Cellphones are one of the top reasons, if not the top reason, for distracted driving. Even when it is illegal to hold the phone and use it while they drive, people are still willing to take the chance. Many of them are simply socially conditioned to respond to anything on the phone right away, so it’s compulsive behavior.
Drivers who know that they are not going to avoid their phones for the entire drive will sometimes try to use red lights or stop signs to facilitate safer cellphone use. Essentially, they’ll try to keep the phone in their pocket when they are actively driving, but they’ll get it out to check if they ever have to stop.
But is this actually safer?
This does sound like it would be safer than texting while driving. But the fact of the matter is that both behaviors carry a similar level of risk, and neither one is advisable.
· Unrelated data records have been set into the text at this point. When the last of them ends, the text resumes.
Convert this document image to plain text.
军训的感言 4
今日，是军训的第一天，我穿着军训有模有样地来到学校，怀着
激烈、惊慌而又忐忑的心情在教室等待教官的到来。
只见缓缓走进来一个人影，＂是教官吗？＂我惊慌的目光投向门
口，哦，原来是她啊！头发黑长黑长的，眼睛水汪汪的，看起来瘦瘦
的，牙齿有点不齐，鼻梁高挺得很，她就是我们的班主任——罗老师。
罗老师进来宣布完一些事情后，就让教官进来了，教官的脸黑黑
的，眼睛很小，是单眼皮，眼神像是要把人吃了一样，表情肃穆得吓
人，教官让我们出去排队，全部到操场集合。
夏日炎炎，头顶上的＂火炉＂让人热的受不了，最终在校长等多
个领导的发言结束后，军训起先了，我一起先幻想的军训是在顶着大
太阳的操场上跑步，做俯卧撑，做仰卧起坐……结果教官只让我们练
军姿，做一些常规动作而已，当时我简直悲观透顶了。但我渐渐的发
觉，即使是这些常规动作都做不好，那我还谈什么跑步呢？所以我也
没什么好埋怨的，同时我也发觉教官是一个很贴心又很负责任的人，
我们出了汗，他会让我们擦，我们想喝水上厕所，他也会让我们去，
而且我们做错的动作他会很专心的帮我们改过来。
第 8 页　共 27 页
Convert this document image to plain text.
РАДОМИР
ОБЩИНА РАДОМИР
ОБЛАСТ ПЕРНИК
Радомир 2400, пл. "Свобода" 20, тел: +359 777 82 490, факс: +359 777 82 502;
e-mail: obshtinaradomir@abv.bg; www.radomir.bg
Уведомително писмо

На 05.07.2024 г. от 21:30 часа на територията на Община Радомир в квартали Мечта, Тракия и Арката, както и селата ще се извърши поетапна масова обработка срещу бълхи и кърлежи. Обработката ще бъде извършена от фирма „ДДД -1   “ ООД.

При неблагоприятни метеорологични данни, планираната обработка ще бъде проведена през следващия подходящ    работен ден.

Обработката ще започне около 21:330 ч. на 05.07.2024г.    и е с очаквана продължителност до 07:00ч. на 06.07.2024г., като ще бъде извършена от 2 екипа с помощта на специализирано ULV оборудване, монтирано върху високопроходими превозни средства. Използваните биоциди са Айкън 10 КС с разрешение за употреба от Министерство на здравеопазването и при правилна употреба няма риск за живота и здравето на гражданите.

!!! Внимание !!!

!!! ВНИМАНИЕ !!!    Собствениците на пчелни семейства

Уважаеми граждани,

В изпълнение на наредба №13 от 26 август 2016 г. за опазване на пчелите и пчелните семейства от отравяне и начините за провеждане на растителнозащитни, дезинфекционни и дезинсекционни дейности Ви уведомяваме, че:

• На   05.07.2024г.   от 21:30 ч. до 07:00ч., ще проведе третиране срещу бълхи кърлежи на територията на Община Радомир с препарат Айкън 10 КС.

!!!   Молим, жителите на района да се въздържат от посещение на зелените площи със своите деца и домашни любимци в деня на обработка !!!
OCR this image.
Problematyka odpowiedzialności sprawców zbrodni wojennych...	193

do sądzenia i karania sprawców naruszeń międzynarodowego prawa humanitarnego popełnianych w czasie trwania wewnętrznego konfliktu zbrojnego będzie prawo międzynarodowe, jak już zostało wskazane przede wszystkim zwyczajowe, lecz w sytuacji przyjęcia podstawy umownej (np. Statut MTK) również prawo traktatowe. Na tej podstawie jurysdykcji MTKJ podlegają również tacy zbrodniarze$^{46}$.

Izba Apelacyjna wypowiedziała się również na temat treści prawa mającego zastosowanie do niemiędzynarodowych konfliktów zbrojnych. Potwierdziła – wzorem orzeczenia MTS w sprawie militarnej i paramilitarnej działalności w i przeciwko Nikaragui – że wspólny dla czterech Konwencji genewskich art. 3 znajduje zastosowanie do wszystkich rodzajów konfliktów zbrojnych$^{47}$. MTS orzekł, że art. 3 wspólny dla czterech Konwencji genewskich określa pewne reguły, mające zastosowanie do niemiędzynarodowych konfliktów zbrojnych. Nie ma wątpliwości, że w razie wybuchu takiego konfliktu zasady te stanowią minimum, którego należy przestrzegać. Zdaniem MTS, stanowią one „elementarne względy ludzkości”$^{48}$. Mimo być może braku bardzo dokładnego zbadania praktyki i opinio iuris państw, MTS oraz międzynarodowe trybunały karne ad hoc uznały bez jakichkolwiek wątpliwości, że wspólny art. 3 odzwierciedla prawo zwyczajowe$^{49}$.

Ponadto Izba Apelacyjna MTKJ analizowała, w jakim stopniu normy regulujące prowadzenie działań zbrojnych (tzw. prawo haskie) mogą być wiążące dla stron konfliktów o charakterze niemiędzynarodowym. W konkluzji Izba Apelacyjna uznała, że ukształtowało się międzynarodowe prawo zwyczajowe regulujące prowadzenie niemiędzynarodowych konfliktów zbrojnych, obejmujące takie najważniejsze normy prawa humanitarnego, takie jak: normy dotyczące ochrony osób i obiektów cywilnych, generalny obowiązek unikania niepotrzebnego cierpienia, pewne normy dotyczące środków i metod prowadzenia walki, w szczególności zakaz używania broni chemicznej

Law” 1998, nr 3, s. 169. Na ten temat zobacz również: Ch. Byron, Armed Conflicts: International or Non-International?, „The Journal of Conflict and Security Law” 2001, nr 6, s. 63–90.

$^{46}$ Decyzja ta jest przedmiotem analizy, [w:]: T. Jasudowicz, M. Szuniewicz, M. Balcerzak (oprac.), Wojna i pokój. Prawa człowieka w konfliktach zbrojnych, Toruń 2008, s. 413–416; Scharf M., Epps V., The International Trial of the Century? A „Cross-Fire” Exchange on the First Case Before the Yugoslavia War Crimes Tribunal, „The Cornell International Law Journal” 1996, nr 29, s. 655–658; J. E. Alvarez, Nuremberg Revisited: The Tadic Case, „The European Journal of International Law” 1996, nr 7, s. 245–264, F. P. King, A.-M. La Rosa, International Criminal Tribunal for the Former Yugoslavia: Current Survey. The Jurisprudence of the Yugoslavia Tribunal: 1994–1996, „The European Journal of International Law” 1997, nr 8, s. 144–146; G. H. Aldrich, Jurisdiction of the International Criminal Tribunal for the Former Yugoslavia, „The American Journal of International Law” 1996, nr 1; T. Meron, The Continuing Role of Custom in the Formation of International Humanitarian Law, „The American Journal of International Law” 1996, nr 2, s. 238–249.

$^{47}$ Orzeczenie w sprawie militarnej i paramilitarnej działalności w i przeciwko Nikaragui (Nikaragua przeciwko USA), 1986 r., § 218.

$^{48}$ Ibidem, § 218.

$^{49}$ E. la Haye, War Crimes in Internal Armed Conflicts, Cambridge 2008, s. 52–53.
For instance, there was a study that discovered that drivers remain distracted for about 27 seconds after they stop using the phone.
This lingering mental distraction meant that they were still more likely to make mistakes even when they put the phone down. A driver who is texting at a red light may set the phone down when the light turns green, but they could still be thinking about their text messages or the conversation they were having. This could cause them to react inappropriately to traffic around them, leading to a car accident.
Drivers are likely not going to stop getting distracted anytime soon, so you need to make sure that you know how to seek financial compensation if one of these drivers causes an accident.